\Pluf_Text_UTF8

UTF8 helper functions

Original file coming from DokuWiki. Updated as we consider that the multibytes functions are always available and wrapped in a class.

Summary

Methods
Properties
Constants
filename()
is_ascii()
strip()
check()
detect_cyr_charset()
deaccent()
romanize()
stripspecials()
accents()
special_chars()
romanization()
No public properties found
No constants found
No protected methods found
No protected properties found
N/A
No private methods found
No private properties found
N/A

Methods

filename()

filename(  $file,   $safe = true) 

URL-Encode a filename/URL to allow unicodecharacters

Slashes are not encoded

When the second parameter is true the string will be encoded only if non ASCII characters are detected - This makes it safe to run it multiple times on the same string (default is true)

Parameters

$file
$safe

is_ascii()

is_ascii(  $str) 

Checks if a string contains 7bit ASCII only

Parameters

$str

strip()

strip(  $str) 

Strips all highbyte chars

Returns a pure ASCII7 string

Parameters

$str

check()

check(  $str) 

Tries to detect if a string is in Unicode encoding

Parameters

$str

detect_cyr_charset()

detect_cyr_charset(  $str) : string

Detect if a string is in a Russian charset.

This should be used when the mb_string detection encoding is failing. For example:

$encoding = mb_detect_encoding($string, mb_detect_order(), true);
if ($encoding == false) {
    $encoding = Pluf_Text_UTF8::detect_cyr_charset($string);
}

Parameters

$str

Returns

string —

Possible Russian encoding

deaccent()

deaccent(  $string) 

Replace accented UTF-8 characters by unaccented ASCII-7 equivalents.

Parameters

$string

romanize()

romanize(  $string) 

Romanize a non-latin string

FIXME

Parameters

$string

stripspecials()

stripspecials(string  $string, string  $repl = '', string  $additional = '') 

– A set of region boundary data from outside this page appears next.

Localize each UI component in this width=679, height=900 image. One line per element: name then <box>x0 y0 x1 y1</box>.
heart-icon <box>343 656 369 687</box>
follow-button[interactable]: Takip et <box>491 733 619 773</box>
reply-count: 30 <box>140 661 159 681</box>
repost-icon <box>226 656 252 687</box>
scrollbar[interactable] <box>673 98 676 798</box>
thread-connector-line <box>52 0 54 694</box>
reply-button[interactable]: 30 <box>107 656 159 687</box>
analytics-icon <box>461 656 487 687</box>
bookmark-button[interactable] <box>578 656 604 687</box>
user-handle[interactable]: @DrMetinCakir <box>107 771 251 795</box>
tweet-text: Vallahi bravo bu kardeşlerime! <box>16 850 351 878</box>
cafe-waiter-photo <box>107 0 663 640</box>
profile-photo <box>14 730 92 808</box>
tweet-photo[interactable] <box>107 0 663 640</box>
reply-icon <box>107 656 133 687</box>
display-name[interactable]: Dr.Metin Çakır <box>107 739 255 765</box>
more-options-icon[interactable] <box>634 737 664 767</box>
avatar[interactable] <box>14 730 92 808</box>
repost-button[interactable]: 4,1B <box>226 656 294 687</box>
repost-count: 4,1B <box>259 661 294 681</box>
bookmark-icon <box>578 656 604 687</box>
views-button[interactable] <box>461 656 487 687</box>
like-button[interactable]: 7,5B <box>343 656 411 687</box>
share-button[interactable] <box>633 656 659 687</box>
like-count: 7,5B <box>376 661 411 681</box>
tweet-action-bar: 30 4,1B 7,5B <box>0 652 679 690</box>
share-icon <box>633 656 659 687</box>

Removes special characters (nonalphanumeric) from a UTF-8 string

This function adds the controlchars 0x00 to 0x19 to the array of stripped chars (they are not included in $UTF8_SPECIAL_CHARS)

Parameters

string $string

The UTF8 string to strip of special chars

string $repl

Replace special with this string

string $additional

Additional chars to strip (used in regexp char class)

accents()

accents() 

UTF-8 lookup table for lower case accented letters

This lookuptable defines replacements for accented characters from the ASCII-7 range. This are lower case letters only.

special_chars()

special_chars() 

romanization()

romanization() 

Romanization lookup table

This lookup tables provides a way to transform strings written in a language different from the ones based upon latin letters into plain ASCII.

Please note: this is not a scientific transliteration table. It only works oneway from nonlatin to ASCII and it works by simple character replacement only. Specialities of each language are not supported.